In order to preserve the notion of your couple-hood as a team, learn the emotional language of your partner and be cognizant of what triggers them, so your translation gets better and easier. Reading books and talking to others who either know your partner well or who are thoughtful members of the opposite sex (or of the gender role your same-sex partner represents) can help, but

The best thing you can read is your partner. Use your wits. Use your eyes. Use your compassion. Share on X

This way, when delivering potentially unsettling news you can prepare for blowback (instead of resenting your partner for reacting), and engage in a good fight if necessary, as opposed to spiraling in a nowhere one. If, as he approached the front door, Steve was able to take a minute to translate how his gruff actions might affect Amy, he may have been able to reduce her reactivity by uttering, “Hey Sweetie –I’ve had a hard day — I’m gonna take ten” before he disappeared. This small gesture likely would have been able to signal Amy to contain her disappointment. She may even have been less hurt, more curious about him and more playful about the snotty pasta comment.

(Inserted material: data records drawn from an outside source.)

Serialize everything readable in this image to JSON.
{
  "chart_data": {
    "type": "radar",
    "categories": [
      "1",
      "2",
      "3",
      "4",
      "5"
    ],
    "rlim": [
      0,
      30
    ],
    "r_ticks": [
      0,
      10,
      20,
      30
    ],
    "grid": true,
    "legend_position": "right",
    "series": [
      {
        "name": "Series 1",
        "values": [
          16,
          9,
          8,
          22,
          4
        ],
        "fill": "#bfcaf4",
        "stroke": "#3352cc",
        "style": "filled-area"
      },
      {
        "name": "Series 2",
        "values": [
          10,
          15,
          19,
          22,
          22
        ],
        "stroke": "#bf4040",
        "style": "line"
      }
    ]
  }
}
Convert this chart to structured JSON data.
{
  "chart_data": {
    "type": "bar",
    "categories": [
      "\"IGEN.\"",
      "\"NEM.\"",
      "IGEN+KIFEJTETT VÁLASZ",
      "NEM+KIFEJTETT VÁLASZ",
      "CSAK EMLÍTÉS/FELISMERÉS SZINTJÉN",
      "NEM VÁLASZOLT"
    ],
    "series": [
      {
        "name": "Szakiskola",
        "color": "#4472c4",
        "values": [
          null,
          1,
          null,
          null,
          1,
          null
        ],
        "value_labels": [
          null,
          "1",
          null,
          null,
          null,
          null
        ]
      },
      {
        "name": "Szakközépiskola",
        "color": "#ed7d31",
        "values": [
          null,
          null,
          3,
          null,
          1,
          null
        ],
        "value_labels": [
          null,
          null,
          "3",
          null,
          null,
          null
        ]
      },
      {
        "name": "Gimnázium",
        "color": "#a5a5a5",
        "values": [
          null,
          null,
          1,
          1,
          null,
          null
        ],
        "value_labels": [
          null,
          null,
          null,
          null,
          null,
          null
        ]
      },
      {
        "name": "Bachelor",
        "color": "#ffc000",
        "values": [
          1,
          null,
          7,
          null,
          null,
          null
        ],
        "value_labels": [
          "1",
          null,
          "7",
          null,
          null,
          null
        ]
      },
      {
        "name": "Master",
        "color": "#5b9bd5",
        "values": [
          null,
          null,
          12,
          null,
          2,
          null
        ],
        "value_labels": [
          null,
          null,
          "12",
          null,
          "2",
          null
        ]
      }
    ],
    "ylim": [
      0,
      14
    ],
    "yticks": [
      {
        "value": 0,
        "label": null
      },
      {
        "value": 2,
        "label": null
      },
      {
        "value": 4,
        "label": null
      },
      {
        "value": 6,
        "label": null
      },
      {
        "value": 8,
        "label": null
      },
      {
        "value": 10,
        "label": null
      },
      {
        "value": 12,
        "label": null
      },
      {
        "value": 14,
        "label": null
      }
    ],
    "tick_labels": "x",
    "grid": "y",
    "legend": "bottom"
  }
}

Translating is an advanced skill that may require some training, but it is so worth the strife it saves. The translator can help you avoid bad fights, keep your heart open and keep you on the road to relationship health.

WARNING! If you are translating all the time, then you are working too hard and not making good boundaries. Don’t confuse the need to translate with a willingness to accept abuse.

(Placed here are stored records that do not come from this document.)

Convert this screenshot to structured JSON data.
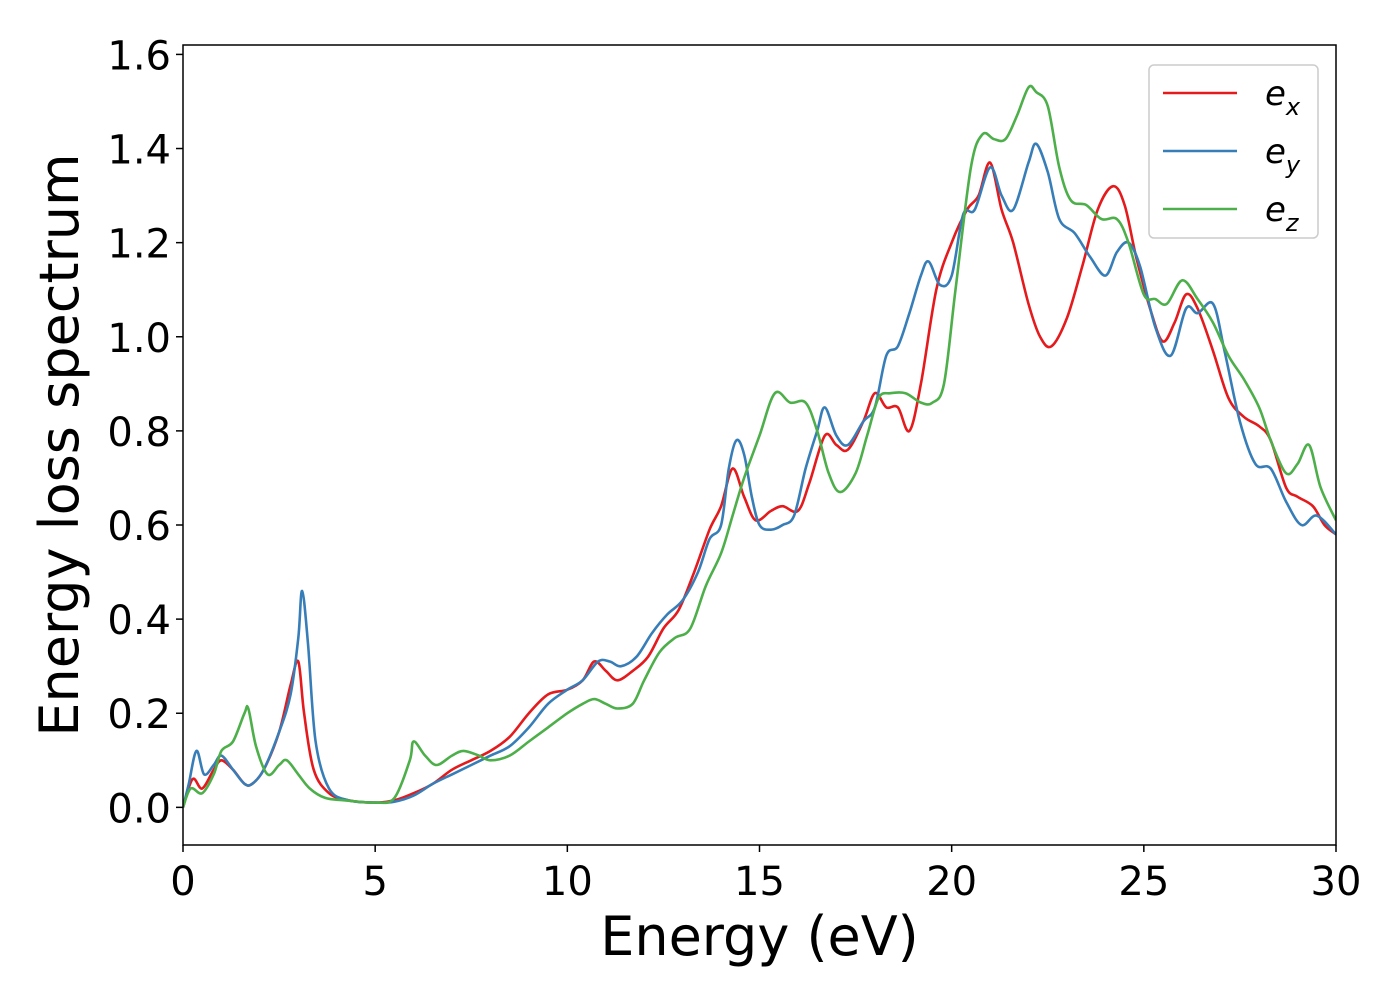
{
  "chart_data": {
    "type": "line",
    "title": "",
    "xlabel": "Energy (eV)",
    "ylabel": "Energy loss spectrum",
    "xlim": [
      0,
      30
    ],
    "ylim": [
      -0.08,
      1.62
    ],
    "xticks": [
      0,
      5,
      10,
      15,
      20,
      25,
      30
    ],
    "xtick_labels": [
      "0",
      "5",
      "10",
      "15",
      "20",
      "25",
      "30"
    ],
    "yticks": [
      0.0,
      0.2,
      0.4,
      0.6,
      0.8,
      1.0,
      1.2,
      1.4,
      1.6
    ],
    "ytick_labels": [
      "0.0",
      "0.2",
      "0.4",
      "0.6",
      "0.8",
      "1.0",
      "1.2",
      "1.4",
      "1.6"
    ],
    "grid": false,
    "legend_position": "top-right",
    "series": [
      {
        "name": "e_x",
        "label_main": "e",
        "label_sub": "x",
        "color": "#e41a1c",
        "points": [
          [
            0,
            0
          ],
          [
            0.25,
            0.06
          ],
          [
            0.5,
            0.04
          ],
          [
            0.8,
            0.08
          ],
          [
            1.0,
            0.1
          ],
          [
            1.3,
            0.08
          ],
          [
            1.6,
            0.05
          ],
          [
            1.8,
            0.05
          ],
          [
            2.1,
            0.08
          ],
          [
            2.5,
            0.16
          ],
          [
            2.8,
            0.26
          ],
          [
            3.0,
            0.31
          ],
          [
            3.15,
            0.2
          ],
          [
            3.4,
            0.08
          ],
          [
            3.8,
            0.03
          ],
          [
            4.3,
            0.015
          ],
          [
            5.0,
            0.01
          ],
          [
            5.5,
            0.015
          ],
          [
            6.0,
            0.03
          ],
          [
            6.5,
            0.05
          ],
          [
            7.0,
            0.08
          ],
          [
            7.5,
            0.1
          ],
          [
            8.0,
            0.12
          ],
          [
            8.5,
            0.15
          ],
          [
            9.0,
            0.2
          ],
          [
            9.5,
            0.24
          ],
          [
            10.0,
            0.25
          ],
          [
            10.4,
            0.27
          ],
          [
            10.7,
            0.31
          ],
          [
            11.0,
            0.29
          ],
          [
            11.3,
            0.27
          ],
          [
            11.7,
            0.29
          ],
          [
            12.1,
            0.32
          ],
          [
            12.5,
            0.38
          ],
          [
            12.9,
            0.42
          ],
          [
            13.3,
            0.5
          ],
          [
            13.7,
            0.59
          ],
          [
            14.0,
            0.64
          ],
          [
            14.3,
            0.72
          ],
          [
            14.6,
            0.66
          ],
          [
            14.9,
            0.61
          ],
          [
            15.3,
            0.63
          ],
          [
            15.6,
            0.64
          ],
          [
            16.0,
            0.63
          ],
          [
            16.3,
            0.69
          ],
          [
            16.7,
            0.79
          ],
          [
            17.0,
            0.77
          ],
          [
            17.3,
            0.76
          ],
          [
            17.7,
            0.82
          ],
          [
            18.0,
            0.88
          ],
          [
            18.3,
            0.85
          ],
          [
            18.6,
            0.85
          ],
          [
            18.9,
            0.8
          ],
          [
            19.2,
            0.9
          ],
          [
            19.6,
            1.1
          ],
          [
            20.0,
            1.2
          ],
          [
            20.4,
            1.27
          ],
          [
            20.7,
            1.3
          ],
          [
            21.0,
            1.37
          ],
          [
            21.3,
            1.27
          ],
          [
            21.6,
            1.2
          ],
          [
            22.0,
            1.07
          ],
          [
            22.3,
            1.0
          ],
          [
            22.6,
            0.98
          ],
          [
            23.0,
            1.04
          ],
          [
            23.4,
            1.15
          ],
          [
            23.8,
            1.27
          ],
          [
            24.2,
            1.32
          ],
          [
            24.5,
            1.28
          ],
          [
            24.8,
            1.17
          ],
          [
            25.2,
            1.05
          ],
          [
            25.5,
            0.99
          ],
          [
            25.8,
            1.03
          ],
          [
            26.1,
            1.09
          ],
          [
            26.4,
            1.06
          ],
          [
            26.8,
            0.97
          ],
          [
            27.2,
            0.87
          ],
          [
            27.6,
            0.83
          ],
          [
            28.0,
            0.81
          ],
          [
            28.3,
            0.78
          ],
          [
            28.7,
            0.68
          ],
          [
            29.0,
            0.66
          ],
          [
            29.4,
            0.64
          ],
          [
            29.7,
            0.6
          ],
          [
            30.0,
            0.58
          ]
        ]
      },
      {
        "name": "e_y",
        "label_main": "e",
        "label_sub": "y",
        "color": "#377eb8",
        "points": [
          [
            0,
            0
          ],
          [
            0.15,
            0.05
          ],
          [
            0.35,
            0.12
          ],
          [
            0.55,
            0.07
          ],
          [
            0.8,
            0.09
          ],
          [
            1.0,
            0.11
          ],
          [
            1.3,
            0.08
          ],
          [
            1.6,
            0.05
          ],
          [
            1.8,
            0.05
          ],
          [
            2.1,
            0.08
          ],
          [
            2.5,
            0.16
          ],
          [
            2.8,
            0.24
          ],
          [
            3.0,
            0.36
          ],
          [
            3.1,
            0.46
          ],
          [
            3.25,
            0.35
          ],
          [
            3.45,
            0.14
          ],
          [
            3.8,
            0.04
          ],
          [
            4.3,
            0.015
          ],
          [
            5.0,
            0.01
          ],
          [
            5.5,
            0.012
          ],
          [
            6.0,
            0.025
          ],
          [
            6.5,
            0.05
          ],
          [
            7.0,
            0.07
          ],
          [
            7.5,
            0.09
          ],
          [
            8.0,
            0.11
          ],
          [
            8.5,
            0.13
          ],
          [
            9.0,
            0.17
          ],
          [
            9.5,
            0.22
          ],
          [
            10.0,
            0.25
          ],
          [
            10.4,
            0.27
          ],
          [
            10.8,
            0.31
          ],
          [
            11.1,
            0.31
          ],
          [
            11.4,
            0.3
          ],
          [
            11.8,
            0.32
          ],
          [
            12.2,
            0.37
          ],
          [
            12.6,
            0.41
          ],
          [
            13.0,
            0.44
          ],
          [
            13.4,
            0.5
          ],
          [
            13.7,
            0.57
          ],
          [
            14.0,
            0.6
          ],
          [
            14.2,
            0.72
          ],
          [
            14.4,
            0.78
          ],
          [
            14.6,
            0.75
          ],
          [
            14.8,
            0.66
          ],
          [
            15.0,
            0.6
          ],
          [
            15.3,
            0.59
          ],
          [
            15.6,
            0.6
          ],
          [
            15.9,
            0.62
          ],
          [
            16.2,
            0.72
          ],
          [
            16.5,
            0.8
          ],
          [
            16.7,
            0.85
          ],
          [
            17.0,
            0.79
          ],
          [
            17.3,
            0.77
          ],
          [
            17.7,
            0.82
          ],
          [
            18.0,
            0.85
          ],
          [
            18.3,
            0.96
          ],
          [
            18.6,
            0.98
          ],
          [
            18.9,
            1.05
          ],
          [
            19.2,
            1.13
          ],
          [
            19.4,
            1.16
          ],
          [
            19.7,
            1.11
          ],
          [
            20.0,
            1.13
          ],
          [
            20.3,
            1.26
          ],
          [
            20.6,
            1.27
          ],
          [
            21.0,
            1.36
          ],
          [
            21.3,
            1.3
          ],
          [
            21.6,
            1.27
          ],
          [
            22.0,
            1.37
          ],
          [
            22.2,
            1.41
          ],
          [
            22.5,
            1.35
          ],
          [
            22.8,
            1.25
          ],
          [
            23.2,
            1.22
          ],
          [
            23.6,
            1.17
          ],
          [
            24.0,
            1.13
          ],
          [
            24.3,
            1.18
          ],
          [
            24.6,
            1.2
          ],
          [
            24.9,
            1.15
          ],
          [
            25.3,
            1.02
          ],
          [
            25.7,
            0.96
          ],
          [
            26.1,
            1.06
          ],
          [
            26.4,
            1.05
          ],
          [
            26.8,
            1.07
          ],
          [
            27.1,
            0.97
          ],
          [
            27.5,
            0.82
          ],
          [
            27.9,
            0.73
          ],
          [
            28.3,
            0.72
          ],
          [
            28.7,
            0.65
          ],
          [
            29.1,
            0.6
          ],
          [
            29.5,
            0.62
          ],
          [
            30.0,
            0.58
          ]
        ]
      },
      {
        "name": "e_z",
        "label_main": "e",
        "label_sub": "z",
        "color": "#4daf4a",
        "points": [
          [
            0,
            0
          ],
          [
            0.2,
            0.04
          ],
          [
            0.5,
            0.03
          ],
          [
            0.8,
            0.07
          ],
          [
            1.0,
            0.12
          ],
          [
            1.3,
            0.14
          ],
          [
            1.6,
            0.2
          ],
          [
            1.7,
            0.21
          ],
          [
            1.9,
            0.13
          ],
          [
            2.2,
            0.07
          ],
          [
            2.5,
            0.09
          ],
          [
            2.7,
            0.1
          ],
          [
            3.0,
            0.07
          ],
          [
            3.3,
            0.04
          ],
          [
            3.7,
            0.02
          ],
          [
            4.2,
            0.015
          ],
          [
            5.0,
            0.01
          ],
          [
            5.5,
            0.02
          ],
          [
            5.9,
            0.1
          ],
          [
            6.0,
            0.14
          ],
          [
            6.3,
            0.11
          ],
          [
            6.6,
            0.09
          ],
          [
            7.0,
            0.11
          ],
          [
            7.3,
            0.12
          ],
          [
            7.7,
            0.11
          ],
          [
            8.0,
            0.1
          ],
          [
            8.5,
            0.11
          ],
          [
            9.0,
            0.14
          ],
          [
            9.5,
            0.17
          ],
          [
            10.0,
            0.2
          ],
          [
            10.4,
            0.22
          ],
          [
            10.7,
            0.23
          ],
          [
            11.0,
            0.22
          ],
          [
            11.3,
            0.21
          ],
          [
            11.7,
            0.22
          ],
          [
            12.0,
            0.27
          ],
          [
            12.4,
            0.33
          ],
          [
            12.8,
            0.36
          ],
          [
            13.2,
            0.38
          ],
          [
            13.6,
            0.47
          ],
          [
            14.0,
            0.54
          ],
          [
            14.3,
            0.62
          ],
          [
            14.6,
            0.7
          ],
          [
            15.0,
            0.79
          ],
          [
            15.4,
            0.88
          ],
          [
            15.8,
            0.86
          ],
          [
            16.2,
            0.86
          ],
          [
            16.5,
            0.8
          ],
          [
            16.8,
            0.71
          ],
          [
            17.1,
            0.67
          ],
          [
            17.5,
            0.71
          ],
          [
            17.8,
            0.79
          ],
          [
            18.1,
            0.87
          ],
          [
            18.4,
            0.88
          ],
          [
            18.8,
            0.88
          ],
          [
            19.2,
            0.86
          ],
          [
            19.5,
            0.86
          ],
          [
            19.8,
            0.9
          ],
          [
            20.1,
            1.1
          ],
          [
            20.5,
            1.36
          ],
          [
            20.8,
            1.43
          ],
          [
            21.1,
            1.42
          ],
          [
            21.4,
            1.42
          ],
          [
            21.7,
            1.47
          ],
          [
            22.0,
            1.53
          ],
          [
            22.2,
            1.52
          ],
          [
            22.5,
            1.49
          ],
          [
            22.8,
            1.36
          ],
          [
            23.1,
            1.29
          ],
          [
            23.5,
            1.28
          ],
          [
            23.9,
            1.25
          ],
          [
            24.3,
            1.25
          ],
          [
            24.6,
            1.2
          ],
          [
            25.0,
            1.09
          ],
          [
            25.3,
            1.08
          ],
          [
            25.6,
            1.07
          ],
          [
            26.0,
            1.12
          ],
          [
            26.4,
            1.08
          ],
          [
            26.8,
            1.03
          ],
          [
            27.2,
            0.96
          ],
          [
            27.6,
            0.91
          ],
          [
            28.0,
            0.85
          ],
          [
            28.3,
            0.78
          ],
          [
            28.7,
            0.71
          ],
          [
            29.0,
            0.73
          ],
          [
            29.3,
            0.77
          ],
          [
            29.6,
            0.68
          ],
          [
            30.0,
            0.61
          ]
        ]
      }
    ]
  }
}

If you need help telling the difference, or activating your inner Google Translator, don’t hesitate to reach out.

This is part II of How to Fight the Good Fight. Stay tuned for the third and final post next week: Negotiate.

Do you resonate? How do you lead in relationship? Leadership skills can help reduce drama and increase fun, creativity and satisfaction in our relationships. Want to learn how to stand in your authority in intimacy? Don’t miss your chance, in the Intimate Authority Online Course,  starting May, 18 2015!

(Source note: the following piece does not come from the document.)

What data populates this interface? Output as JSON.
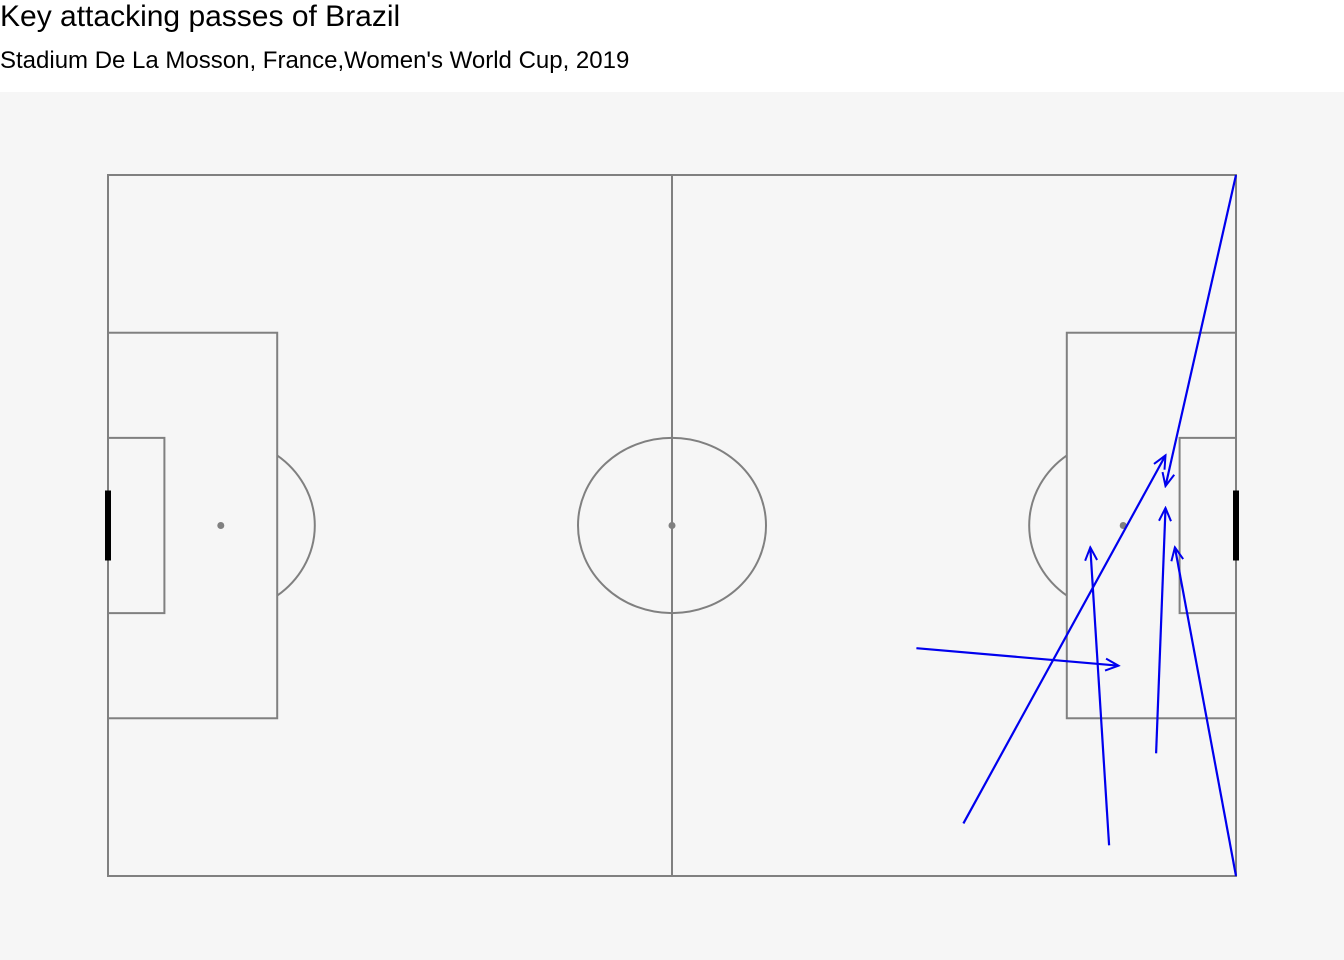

4 responses to “How to Fight the Good Fight, Part II: Translate”

  1. Alli Polin says:

    I’ve seen people take an awareness of the triggers and, instead of using that awareness to translate, turn them into hot buttons to push over and over.

    Love how your story illustrates how our choices (and it is a choice!) influences outcomes.

    • Blair Glaser says:

      You always have such rich responses. It is so true that partners use vulnerabilities to dig at each other, especially when they don’t have a thorough or shared understanding of why they are together or what the partnership is really about. Thanks for stopping by again!

  2. Samantha says:

    You’ve shared such a great example of a common issue between couples who live together Blair. Especially during the seasons in life when there are children. Both partners (as human beings) run out of energy with demands of job and family, and often times, the relationship as a couple tends to creep towards the bottom of the list of priorities. Both are exhausted. Both have an empty tank and both needing and not really have easy opportunities to grab a moment of self-care in order to replenish internal supplies.

    Alli brought up a VERY great point as well….and all too common. This is probably the #1 reason most people have a difficult time being vulnerable and resist it. Many people want/need to be vulnerable. Yet each time an attempt is made to let down that guard, all’s it takes is yet another person to intentionally take advantage of those buttons can cause those shields to go back up again.

    In every relationship we have, we take a risk. Are we going to create a conscious loving relationship here? Or is this going to turn into another episode straight out of The Art of War? haha

    Thanks for sharing.

    • Blair Glaser says:

      Dear Samantha,
      Thanks for bringing a rich perspective to this post, with your insights on resources, vulnerability and risk. I do hope my ideas about leadership and intimacy, especially the skill of translating, are able to help some couples find ways of relating and connecting that steer away from the default and destructive patterns we tend towards when purpose and values are not clearly articulated. Thanks again for stopping by and for your comment.